Birkaç saat sonra John dinlenmek için uykuya dalarken Hector'un işleri henüz bitmemişti. John'a annesinin zehirlendiğini söylememişti, bunun nedeni ise zehirleyen kişiyi bulabilmekti. John'a bu durumu anlattığı anda kraliçenin odasına girip çıkan herkesi öldüreceğinden adı kadar emindi.
Ertesi gün öğlen saatlerini geçerken uyandı John. Sabaha karşı gördüğü o garip rüyanın hala etkisindeydi. Ama tam olarak ne gördüğünü hatırlayamıyordu. Sadece bir ürperme vardı kalbinin üstünde. Yataktan kalkıp üstünü giyer giymez de annesinin odasının yolunu tuttu. Hennu'ya söylemek istediği şeyler vardı. Ama odanın kapısına geldiğin anda onu bekleyen sürpriz hiç de hoşuna gitmemişti. Tam kapıdan içeri gireceği anda ardından gelen cılız bir kız sesi ve onun kapıyla kendi arasına giren ince bedeni. 'Majesteleri...' Hizmetçi ya da nedime, hatta leydiler, düşesler bile kralın izni olmadan ona bu kadar yaklaşamazken şimdi önünde etten bir perde olan bu kızın nereden cesaret aldığını anlamak mümkün değildi. 'Kral bir elini kılıcının kabzasına uzatırken Maya'da elinde ki şifalı otları sıkıca tutarak ' Majesteleri, içeriye giremezsiniz.' Dedi ürkek bir sesle.

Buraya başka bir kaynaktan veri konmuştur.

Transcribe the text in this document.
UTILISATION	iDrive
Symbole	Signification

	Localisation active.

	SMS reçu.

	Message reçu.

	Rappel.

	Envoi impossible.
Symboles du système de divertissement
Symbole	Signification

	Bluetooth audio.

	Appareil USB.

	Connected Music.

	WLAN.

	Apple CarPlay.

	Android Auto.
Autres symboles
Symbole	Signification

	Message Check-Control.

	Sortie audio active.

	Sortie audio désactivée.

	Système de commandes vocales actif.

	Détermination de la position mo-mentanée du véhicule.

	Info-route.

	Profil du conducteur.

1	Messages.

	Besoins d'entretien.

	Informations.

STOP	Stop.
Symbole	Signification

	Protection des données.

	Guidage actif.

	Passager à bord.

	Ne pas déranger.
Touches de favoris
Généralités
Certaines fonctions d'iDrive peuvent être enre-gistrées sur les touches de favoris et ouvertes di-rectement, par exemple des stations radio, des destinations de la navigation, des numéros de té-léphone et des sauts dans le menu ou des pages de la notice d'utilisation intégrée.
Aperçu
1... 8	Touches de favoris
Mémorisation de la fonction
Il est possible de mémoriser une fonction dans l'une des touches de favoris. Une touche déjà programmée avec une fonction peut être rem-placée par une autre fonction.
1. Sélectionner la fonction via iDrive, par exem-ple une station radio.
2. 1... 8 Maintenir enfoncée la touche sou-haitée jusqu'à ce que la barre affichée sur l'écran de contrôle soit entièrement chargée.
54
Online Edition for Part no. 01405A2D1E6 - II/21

Tam o sırada olayı gören Hector ise adımlarını hızlandırıp koşar adım yanlarına gelerek kılıcını kınından çıkarıp Maya'nın boğazına dayadı. 'Sen kim oluyorsun da Majesteleriyle böyle konuşuyorsun?' Kral John ise boynunda ki kılıca rağmen hala kapı ağzından çekilmeyen Maya'ya bakıp 'Konuş, seni dinliyorum.' Deyip bir adım geri çekildi. Maya korkudan kocaman olmuş gözbebekleriyle Hector'a bakarken, Hector'da kralın işaretiyle kılıcını kınına sokuyordu. 'Büyükannem şu an da bir ayin yapıyor. Kraliçenin vücudunda ki zehrin dışarı çıkması için. O nedenle de içeriye hiç kimse giremez.' 'Ne zehri bu?' dedi John. 'Kraliçe zehirlenmiş, hastalığı bu yüzden. Ve vücudu bu nedenle çok halsiz kalmış.' Diye cevap verdi Maya. Ama John sorusunu yineledi. Bu kez gözleri Hector'a çevrilmişti. 'Ne zehri bu? Neden benim bundan haberim yok?' Birkaç dakika sonra Hector, Maya ve John; John'un odasın dalardı. Hector zehir olayını neden söylemediğini John'a açıklarken Maya'da ilk kez gördüğü bu ihtişamı seyretmekle meşguldü. Odanın içinde ki duvardan duvara, devasa kütüphane ise aklını cezbeden tek şeydi. İlk kez bu kadar çok kitabı bir arada görüyordu. Ve içinde bulunduğu durumun zorluğu bile hayran gözlerle kitapları seyretmesine engel olamamıştı.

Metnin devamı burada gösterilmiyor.